Closed dmboyd closed 3 years ago
thanks for the issue.
not done this in python before. this gives a clue https://gist.github.com/rsperl/085679536bc991e919d628be4fe8e838#max-retries - the HTTPAdapter
class in requests - but may need to dip into urllib3.Retry for more control
it'd be nice if there was an out of the box solution for this in a package on pypi or so, know of anything?
I've submitted a fairly simple PR to pause on API depletion using the out of the box method in requests.
Longer term, perhaps it makes sense to wrap the ncbi methods within a class for request.session reuse/throttling, and/or utilize the http:// post api pattern described within link to utilize the library to bank uids for larger queries (which exceed http url length limits when placed within params).

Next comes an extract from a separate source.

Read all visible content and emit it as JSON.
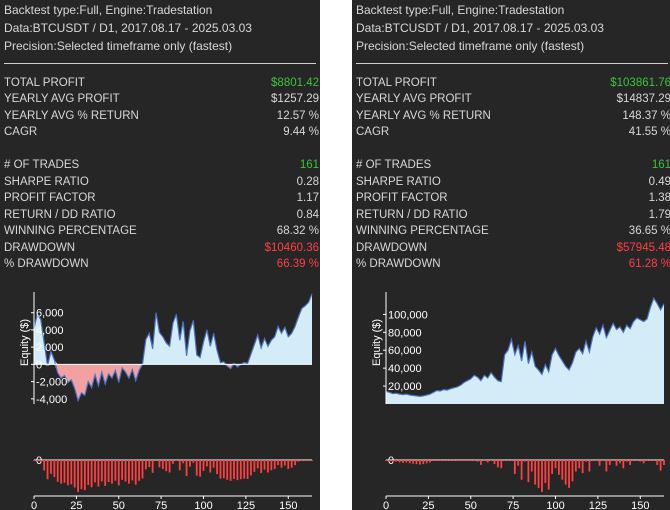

@kmeiklej perhaps a relatively easy area to target. Translating sample entrez code from perl to python should be straight forward.
thanks, having a look at the PR.
one option is biopython, which has an entrez module https://biopython.org/docs/1.75/api/Bio.Entrez.html Seems to handle rate limiting out of the box. Though when i installed it it immediately threw some curl errors, so that doesn't give me hope it would be something to depend on.
Biopython entrez are certainly hitting that api in a more efficient way (dynamically utilising post vs get). But the model implementation (in Perl) has some api changes that don’t appear to be back ported to biopython, and you’re right; requests is a better approach than using curl/urllib. Closing this specific issue, but will leave for @kmeiklej to raise an issue to address.
Issue:
I'm getting http errors when running multiple entrez queries within a loop. This is caused by exceeding the entrez api limits.
The http responses for ncbi/entrez programming provide the helpful http response: 'X-RateLimit-Remaining' with a count of how many api responses are remaining within the applicable rate limit.
It'd be nice if the library respected the API limits automatically.
Potential solution:
When a response shows 'X-RateLimit-Remaining' <= 1 , wait for ~1 second before returning the http request to allow the api limit to reset.